DeLisle also said the city is hiring a team to research reports that there may be a cemetary at the Trop site. 

As city officials spoke, a lone protestor stood across the street, holding a sign reading “Black Ancestors Matter. Do the right thing.”

Once the seven development plans are released, there will be a comment section on the city’s website to allow individuals to respond, giving their thoughts and ideas, DeLisle said. In addition, an internal city team of 26 reviewers will look over the seven proposals, DeLisle said. A plan to bring in an outside consultant was withdrawn last week after City Council members raised objections to moving quickly on a consultant’s contract.

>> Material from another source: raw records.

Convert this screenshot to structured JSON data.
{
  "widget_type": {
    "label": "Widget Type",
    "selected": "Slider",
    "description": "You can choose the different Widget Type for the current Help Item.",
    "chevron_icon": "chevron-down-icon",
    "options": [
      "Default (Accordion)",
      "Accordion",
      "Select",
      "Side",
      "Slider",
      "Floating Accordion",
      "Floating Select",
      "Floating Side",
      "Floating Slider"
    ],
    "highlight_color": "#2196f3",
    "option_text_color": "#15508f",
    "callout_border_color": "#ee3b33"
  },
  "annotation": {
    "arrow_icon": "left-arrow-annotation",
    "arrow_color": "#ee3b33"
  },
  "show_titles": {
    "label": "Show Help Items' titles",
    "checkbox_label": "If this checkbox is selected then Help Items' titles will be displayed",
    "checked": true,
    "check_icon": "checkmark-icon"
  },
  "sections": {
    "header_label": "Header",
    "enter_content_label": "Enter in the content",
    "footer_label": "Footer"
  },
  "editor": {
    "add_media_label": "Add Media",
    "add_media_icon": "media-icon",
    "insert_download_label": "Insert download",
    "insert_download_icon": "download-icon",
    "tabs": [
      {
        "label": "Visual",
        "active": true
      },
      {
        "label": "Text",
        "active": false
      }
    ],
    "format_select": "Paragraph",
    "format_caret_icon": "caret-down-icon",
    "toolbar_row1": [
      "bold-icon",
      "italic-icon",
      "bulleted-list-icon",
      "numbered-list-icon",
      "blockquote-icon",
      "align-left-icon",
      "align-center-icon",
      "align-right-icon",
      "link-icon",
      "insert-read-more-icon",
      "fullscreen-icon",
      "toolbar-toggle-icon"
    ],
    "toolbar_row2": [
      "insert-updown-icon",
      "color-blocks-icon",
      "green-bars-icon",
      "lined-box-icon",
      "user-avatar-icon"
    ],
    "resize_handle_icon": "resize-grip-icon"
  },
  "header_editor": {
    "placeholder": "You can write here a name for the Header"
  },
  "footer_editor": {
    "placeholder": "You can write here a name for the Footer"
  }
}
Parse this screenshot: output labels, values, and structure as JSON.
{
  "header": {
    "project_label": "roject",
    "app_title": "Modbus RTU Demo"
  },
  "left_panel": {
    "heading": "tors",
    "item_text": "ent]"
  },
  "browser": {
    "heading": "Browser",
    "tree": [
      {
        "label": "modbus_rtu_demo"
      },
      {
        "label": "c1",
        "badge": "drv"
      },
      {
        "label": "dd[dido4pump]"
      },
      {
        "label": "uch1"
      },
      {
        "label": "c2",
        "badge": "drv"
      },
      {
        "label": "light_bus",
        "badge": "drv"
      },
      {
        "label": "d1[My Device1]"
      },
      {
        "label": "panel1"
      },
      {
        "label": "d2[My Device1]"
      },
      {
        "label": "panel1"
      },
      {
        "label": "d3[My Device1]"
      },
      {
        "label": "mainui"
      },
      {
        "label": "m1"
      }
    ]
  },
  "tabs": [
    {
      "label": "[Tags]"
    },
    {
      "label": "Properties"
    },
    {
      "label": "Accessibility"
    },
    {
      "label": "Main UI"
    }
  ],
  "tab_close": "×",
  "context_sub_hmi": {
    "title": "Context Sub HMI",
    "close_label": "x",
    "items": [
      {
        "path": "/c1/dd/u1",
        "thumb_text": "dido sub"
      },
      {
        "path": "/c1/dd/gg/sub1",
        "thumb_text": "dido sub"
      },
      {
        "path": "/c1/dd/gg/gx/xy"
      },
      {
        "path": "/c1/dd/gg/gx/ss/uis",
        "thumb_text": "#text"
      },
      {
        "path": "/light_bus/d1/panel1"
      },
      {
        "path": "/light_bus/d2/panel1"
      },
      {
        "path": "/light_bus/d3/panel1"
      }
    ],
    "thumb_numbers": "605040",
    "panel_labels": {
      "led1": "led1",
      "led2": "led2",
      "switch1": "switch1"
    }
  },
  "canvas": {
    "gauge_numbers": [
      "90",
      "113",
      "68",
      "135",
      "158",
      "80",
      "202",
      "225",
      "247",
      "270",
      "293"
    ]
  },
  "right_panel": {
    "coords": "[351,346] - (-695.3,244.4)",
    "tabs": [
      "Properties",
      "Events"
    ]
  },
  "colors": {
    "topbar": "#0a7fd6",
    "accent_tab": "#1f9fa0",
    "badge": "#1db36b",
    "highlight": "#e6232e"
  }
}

Kriseman will shortlist the proposals and then the city will go through another extensive process with more community outreach and public presentations by the short-listed development teams, before the mayor makes a final decision, DeLisle said.

Kriseman said he wants to make a decision quickly.

“This site needs to deliver some justice and it needs to begin delivering that now, not two years from now, or seven years from now. We need to move forward with redevelopment and the opportunities that come with it right now,” Kriseman said. “There are people in our city right now that need affordable or workforce housing. There are people that need jobs. There are people that want to enjoy more green space. There are people like me who want to see this site and its neighbors to the north reconnected to Campbell Park and residents to the south.”

Kriseman’s term ends in early 2022 and he said he would do everything he can to move the process forward, “whether it happens while I’m here or not.”

He said he has not discussed the Trop redevelopment proposals with any of the candidates who have filed to succeed him as mayor.